Formation damage in openhole sand control completions comes from a variety of sources.The drill in fluid filtrate can cause near wellbore permeability alteration and in the case of a gravel packed completion, leak off from the gravel pack slurry can increase the damage. Once the gravel is in place, poor filter cake clean up and pack damage can further increase the skin.Careful design and execution of the gravel pack can result in a low skin.

However there is one additional damage mechanism, which is impossible to avoid, that of permeability alteration by rock failure.There is a high probability that rock failure takes place at some stage in the life of an openhole sand control completion and the effect of rock failure on the skin depends on the change in permeability produced by failure and on the completion type.
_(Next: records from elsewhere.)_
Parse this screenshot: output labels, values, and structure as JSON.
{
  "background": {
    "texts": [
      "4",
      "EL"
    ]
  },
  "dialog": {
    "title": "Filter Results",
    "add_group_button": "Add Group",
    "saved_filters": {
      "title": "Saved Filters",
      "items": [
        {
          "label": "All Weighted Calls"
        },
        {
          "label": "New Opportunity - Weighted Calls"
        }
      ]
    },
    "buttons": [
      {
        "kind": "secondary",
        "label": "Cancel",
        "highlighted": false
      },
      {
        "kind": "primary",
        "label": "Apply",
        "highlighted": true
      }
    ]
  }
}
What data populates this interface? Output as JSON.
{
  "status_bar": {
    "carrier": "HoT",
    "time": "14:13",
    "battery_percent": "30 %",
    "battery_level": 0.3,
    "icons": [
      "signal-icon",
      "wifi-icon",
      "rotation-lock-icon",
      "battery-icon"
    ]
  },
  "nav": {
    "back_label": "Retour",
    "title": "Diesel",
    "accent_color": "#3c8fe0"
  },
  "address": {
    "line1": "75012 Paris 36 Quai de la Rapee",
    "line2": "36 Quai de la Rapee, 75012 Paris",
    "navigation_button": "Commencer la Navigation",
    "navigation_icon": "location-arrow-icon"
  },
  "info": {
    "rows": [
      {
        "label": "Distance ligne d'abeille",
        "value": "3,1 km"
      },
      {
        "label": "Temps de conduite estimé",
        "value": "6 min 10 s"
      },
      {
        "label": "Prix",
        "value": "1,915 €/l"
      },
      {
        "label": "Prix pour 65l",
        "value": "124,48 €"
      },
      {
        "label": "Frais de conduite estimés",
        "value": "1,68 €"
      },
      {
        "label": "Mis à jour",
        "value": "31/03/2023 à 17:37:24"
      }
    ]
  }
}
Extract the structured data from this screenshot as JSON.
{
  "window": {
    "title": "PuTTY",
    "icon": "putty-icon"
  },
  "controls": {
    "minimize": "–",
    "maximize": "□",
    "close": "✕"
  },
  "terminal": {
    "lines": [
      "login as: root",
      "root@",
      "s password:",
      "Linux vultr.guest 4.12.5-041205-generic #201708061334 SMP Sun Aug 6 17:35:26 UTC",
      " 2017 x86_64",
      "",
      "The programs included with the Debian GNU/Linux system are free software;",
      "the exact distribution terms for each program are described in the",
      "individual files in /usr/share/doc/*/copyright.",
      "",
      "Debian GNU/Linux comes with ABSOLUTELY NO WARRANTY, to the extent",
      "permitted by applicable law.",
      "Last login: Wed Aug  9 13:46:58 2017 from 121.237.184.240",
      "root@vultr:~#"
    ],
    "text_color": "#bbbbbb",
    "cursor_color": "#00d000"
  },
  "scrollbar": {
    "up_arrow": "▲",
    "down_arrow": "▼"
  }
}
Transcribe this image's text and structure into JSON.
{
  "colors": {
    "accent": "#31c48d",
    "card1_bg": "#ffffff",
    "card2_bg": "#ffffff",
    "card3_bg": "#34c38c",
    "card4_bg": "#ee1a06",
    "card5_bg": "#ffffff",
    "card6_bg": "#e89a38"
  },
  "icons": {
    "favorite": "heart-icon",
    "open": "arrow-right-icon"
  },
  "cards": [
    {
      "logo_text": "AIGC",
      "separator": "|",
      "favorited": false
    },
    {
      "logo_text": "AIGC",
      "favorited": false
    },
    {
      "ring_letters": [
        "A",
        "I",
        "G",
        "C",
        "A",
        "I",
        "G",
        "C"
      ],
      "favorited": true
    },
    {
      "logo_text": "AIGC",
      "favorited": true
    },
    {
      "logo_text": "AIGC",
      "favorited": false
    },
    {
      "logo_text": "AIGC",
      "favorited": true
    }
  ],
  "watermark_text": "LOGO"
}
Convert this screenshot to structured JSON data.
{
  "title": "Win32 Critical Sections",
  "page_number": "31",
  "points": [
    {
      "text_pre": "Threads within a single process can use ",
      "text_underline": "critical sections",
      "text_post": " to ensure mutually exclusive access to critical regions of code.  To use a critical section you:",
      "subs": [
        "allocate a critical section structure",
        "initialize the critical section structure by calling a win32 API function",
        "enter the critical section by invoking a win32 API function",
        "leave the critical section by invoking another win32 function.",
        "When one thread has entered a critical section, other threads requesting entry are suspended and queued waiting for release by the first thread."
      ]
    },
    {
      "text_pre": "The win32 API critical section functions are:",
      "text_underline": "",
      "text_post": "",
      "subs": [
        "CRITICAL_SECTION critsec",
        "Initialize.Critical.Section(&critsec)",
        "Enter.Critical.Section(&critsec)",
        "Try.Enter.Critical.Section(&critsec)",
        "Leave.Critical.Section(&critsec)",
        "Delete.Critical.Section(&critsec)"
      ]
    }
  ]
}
An objective of this work was to measure the effect of rock failure on permeability for a weak sandstone.

A yield zone model was used to determine the depth of rock failure away from the wellbore and the effective stresses in the yield (failed) zone. The permeability changes were coupled with the yield zone model to predict the evolution of skin during depletion for a variety of completion options. Using the properties for the rocks tested, the model predicts for a compliantly expanded expandable sand screen completion an initially zero or slightly negative skin that increases slightly as depletion proceeds.For a non-compliant screen the model predicts a slightly higher initial skin, which again increases slightly with depletion.The predicted values are commensurate with observed skin values for openhole expandable sand screen completions.

Introduction

There are many types of openhole sand control but they can be divided into two types: those that support the original wellbore, and those that don't. The type that support the wellbore are referred to as compliant; these include openhole gravel packs and compliant expandable sand screens.The non-compliant type includes the various designs of stand-alone screen and non-compliant expandable screens.

Compliant and non-compliant sand control systems each have their advantages and disadvantages.The compliant systems support the wellbore and remove the annulus.Under certain conditions this improves long-term productivity and reliability. Non-compliant sand control, in the form of stand-alone screens used in the proper application, also provide excellent sand control, productivity and reliability.Compliant sand control in the form of openhole gravel packs tends to be operationally more complex but is suited to the most difficult applications.

The influence of compliance on near wellbore permeability has the potential to influence skin and productivity.This is shown in this paper by using a theoretical derivation of the depth of failure around a wellbore with the inclusion of measured permeability changes during deformation.

This investigation was prompted by differences in the damage skin observed in fully compliant and fixed size expandable sand screen(ESS®.) installations.